SaaS-Anwender

Gartner zu ERP für KMUs

SaaS vor allem für kleine Firmen spannend

11.06.2010, von

Obwohl der SaaS-Markt im Zuge des Trends zum Cloud-Computing mit weit überproportionalen Wachstumsraten glänzt, zögern die Unternehmen noch, wenn es um ihre Kernanwendungen geht. Aber nach Einschätzung der Gartner-Analysten wird in den kommenden Jahren ERP-Mietsoftware für kleine bis mittlere Unternehmen eine interessante Alternative zur Lizenzsoftware.

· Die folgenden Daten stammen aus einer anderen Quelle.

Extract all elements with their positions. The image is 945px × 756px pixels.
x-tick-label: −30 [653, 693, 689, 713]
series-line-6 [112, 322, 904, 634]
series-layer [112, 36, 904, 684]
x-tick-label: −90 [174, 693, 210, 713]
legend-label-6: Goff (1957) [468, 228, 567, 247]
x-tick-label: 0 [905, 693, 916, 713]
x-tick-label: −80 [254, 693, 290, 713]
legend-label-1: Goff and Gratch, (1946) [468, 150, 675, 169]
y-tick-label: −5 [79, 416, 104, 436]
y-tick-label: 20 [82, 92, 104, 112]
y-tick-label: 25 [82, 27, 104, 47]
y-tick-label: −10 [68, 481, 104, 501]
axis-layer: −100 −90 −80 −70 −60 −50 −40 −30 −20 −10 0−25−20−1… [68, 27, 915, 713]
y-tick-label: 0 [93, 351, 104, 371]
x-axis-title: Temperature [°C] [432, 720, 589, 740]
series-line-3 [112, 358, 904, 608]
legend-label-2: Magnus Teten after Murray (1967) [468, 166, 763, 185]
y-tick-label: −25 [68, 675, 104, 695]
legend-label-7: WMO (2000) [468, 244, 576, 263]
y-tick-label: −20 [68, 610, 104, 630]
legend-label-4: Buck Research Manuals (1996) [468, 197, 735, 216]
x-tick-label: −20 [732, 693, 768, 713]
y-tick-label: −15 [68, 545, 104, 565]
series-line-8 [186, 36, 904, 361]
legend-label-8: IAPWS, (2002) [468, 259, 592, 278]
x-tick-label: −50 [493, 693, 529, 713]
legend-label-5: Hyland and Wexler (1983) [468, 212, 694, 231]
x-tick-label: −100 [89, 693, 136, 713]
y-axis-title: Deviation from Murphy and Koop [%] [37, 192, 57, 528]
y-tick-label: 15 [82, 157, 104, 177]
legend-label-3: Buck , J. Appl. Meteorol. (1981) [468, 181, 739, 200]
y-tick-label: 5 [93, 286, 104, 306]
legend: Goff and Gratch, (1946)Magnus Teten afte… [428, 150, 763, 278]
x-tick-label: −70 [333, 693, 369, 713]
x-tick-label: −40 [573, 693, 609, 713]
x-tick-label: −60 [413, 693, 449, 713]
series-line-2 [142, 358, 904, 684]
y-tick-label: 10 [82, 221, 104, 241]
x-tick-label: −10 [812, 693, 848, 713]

Für KMUs ist ERP as a Service aus mehreren Gründen interessant: Bei knappen IT- und Personalressourcen wissen besonders kleinere Unternehmen den geringeren Wartungs- und Betriebsaufwand zu schätzen. Außerdem ist es für sie besonders attraktiv, Kapitalinvestitionen zu vermeiden und die Kosten für das ERP-System als Betriebsausgaben verbuchen zu können. Hinzu kommen in vielen Fällen eine einfachere Implementierung mit kürzeren Einführungszeiten, so dass die Einsparungen schnell wirksam werden. "Allerdings sollten die Unternehmen nicht unterschätzen, dass mit der Einführung einer ERP-Lösung nach dem SaaS-Modell auch Veränderungen an der Prozesslandschaft notwendig werden", schreibt Gartner-Analystin Denise Ganly im "Hype Cycle ERP".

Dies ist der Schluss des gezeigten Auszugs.